La guerra, la espada y el hielo

OPINIÓN

El alcalde de Madrid, José Luis Martínez-Almeida, en una imagen de archivo.
El alcalde de Madrid, José Luis Martínez-Almeida, en una imagen de archivo. JUAN CARLOS HIDALGO | EFE

13 ago 2022 . Actualizado a las 05:00 h.

Allá por 2004, Carod Rovira fue por unos días Presidente en funciones de la Generalitat, al estar Pascual Maragall de viaje oficial. Con tales galones, mantuvo por su cuenta y riesgo unas conversaciones directas con ETA que armaron un buen revuelo político. En una de sus viñetas, Peridis ponía a Maragall airado llamando melón a Rovira, mientras Rovira se excusaba diciendo que es que en aquellos días él era el presidente de una gran potencia mediterránea. Peridis mordía en ese narcisismo desmesurado que se deja ver en la vida pública. Algo así debió pasarle el otro día a Almeida con la dichosa broma de los humoristas rusos. El hombre se vio llamado por el alcalde de Kiev, en esta guerra que está en las agendas políticas más importantes del mundo, y debió sentirse, no como el presidente de una gran potencia mediterránea, sino como el representante de todas las potencias mediterráneas y atlánticas. Almeida, buscando mantener la mejor sintonía con su importante interlocutor, fue subiendo sus desvaríos políticos a medida que el humorista aumentaba el desbarro de su discurso.

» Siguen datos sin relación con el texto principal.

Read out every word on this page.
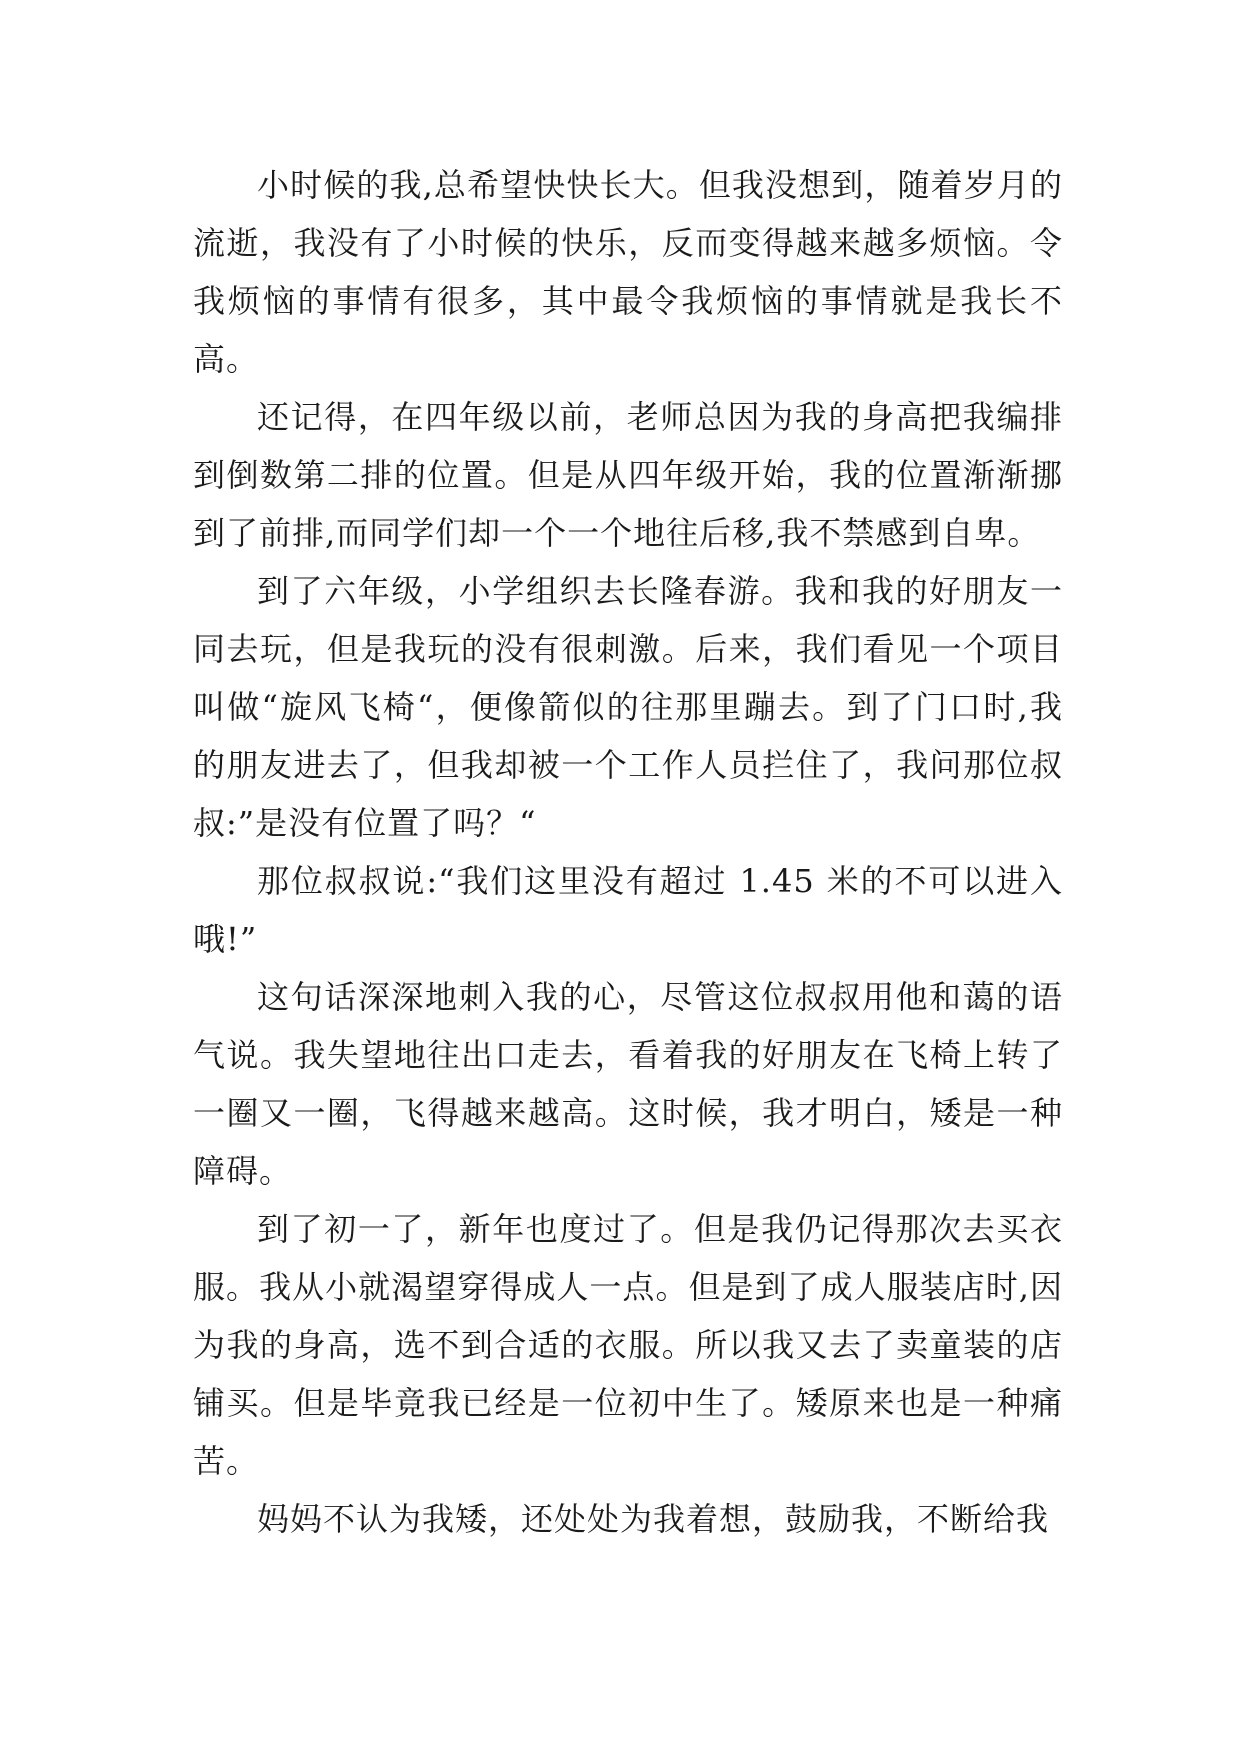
小时候的我,总希望快快长大。但我没想到，随着岁月的流逝，我没有了小时候的快乐，反而变得越来越多烦恼。令我烦恼的事情有很多，其中最令我烦恼的事情就是我长不高。

还记得，在四年级以前，老师总因为我的身高把我编排到倒数第二排的位置。但是从四年级开始，我的位置渐渐挪到了前排,而同学们却一个一个地往后移,我不禁感到自卑。

到了六年级，小学组织去长隆春游。我和我的好朋友一同去玩，但是我玩的没有很刺激。后来，我们看见一个项目叫做“旋风飞椅“，便像箭似的往那里蹦去。到了门口时,我的朋友进去了，但我却被一个工作人员拦住了，我问那位叔叔:”是没有位置了吗？“

那位叔叔说:“我们这里没有超过 1.45 米的不可以进入哦!”

这句话深深地刺入我的心，尽管这位叔叔用他和蔼的语气说。我失望地往出口走去，看着我的好朋友在飞椅上转了一圈又一圈，飞得越来越高。这时候，我才明白，矮是一种障碍。

到了初一了，新年也度过了。但是我仍记得那次去买衣服。我从小就渴望穿得成人一点。但是到了成人服装店时,因为我的身高，选不到合适的衣服。所以我又去了卖童装的店铺买。但是毕竟我已经是一位初中生了。矮原来也是一种痛苦。

妈妈不认为我矮，还处处为我着想，鼓励我，不断给我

La altura de la representación de las potencias mediterráneas y atlánticas hacía difícil reconocer el embuste, así que el sainete alcanzó niveles de esperpento.

La cuestión no es la inocencia con que Almeida se dejó ridiculizar. Se destacaron estos días algunas perlas del diálogo. Mientras creía ser un alto representante político hablando con el alcalde de Kiev, dijo encantado y en tono oficial que había que deportar a Ucrania a los ucranianos refugiados aquí para que cumplan con su deber en la guerra. Y se unió también con alegría a los denuestos bélicos del falso alcalde llamando bastardos a los rusos que viven en España. No habría que mencionar el incidente si la cosa se redujera a la acreditada cortedad de Almeida. Pero hay algo que llama la atención en esta guerra: la alegría y la cantidad de soldaditos low cost que genera. Hay gente en España movilizada contra el asedio israelí a Palestina o contra la ocupación del Sahara por Marruecos. Son causas de tendencia perdedora y los que se manifiestan al respecto lógicamente no lo hacen con alegría ni con acentos bélicos. Es lógico que la brutal invasión rusa produzca la misma indignación. Pero es también una causa de tendencia perdedora. No es esperable que esto acabe replegándose Rusia con el rabo entre las piernas. Cualquier acuerdo imaginable le dará algo a Rusia que antes no tenía, mantendrá o aumentará la influencia rusa en Europa (ojo a las elecciones italianas) y dejará alterados los ejes internacionales. A pesar de ello, hay un montón de soldados de pacotilla, con certezas como piedras de las que muelen los riñones, gritando «por Ucrania», «a por los rusos» y creyendo que sus alaridos son la espada de la verdad contra el tirano. Tal excitación jubilosa no se alcanza solo por tener certezas. Es la tontuna del mequetrefe que se cree en el bando del matón del recreo. Creen que una guerra que golpea a la energía y la alimentación es una gracia en la que no vamos a perder nada. Y ahí estuvo Almeida, sin levantar un palmo de inteligencia ni moralidad por encima de esos soldaditos bobos, llamando con júbilo bastardos a los rusos que viven aquí y clamando por repatriar a refugiados ucranianos para que vayan al frente. Qué gozada tener razón.

Por eso, la cosa va más allá de Almeida, por circense que haya resultado su caso. Borrell insistió en que si te tiran bombas necesitas armas para defenderte y no diálogo, salvo que la paz consista en la rendición. Quién puede dudar de semejante evidencia. Pero no estaría mal saber qué más que mandar armas, con el entusiasmo de Almeida y el arrojo de los soldaditos low cost, y qué más que las acciones normales de guerra (embargos y similares) están haciendo nuestros gobiernos, qué canales diplomáticos se están activando y a qué actores internacionales que puedan influir se les está dando algún papel.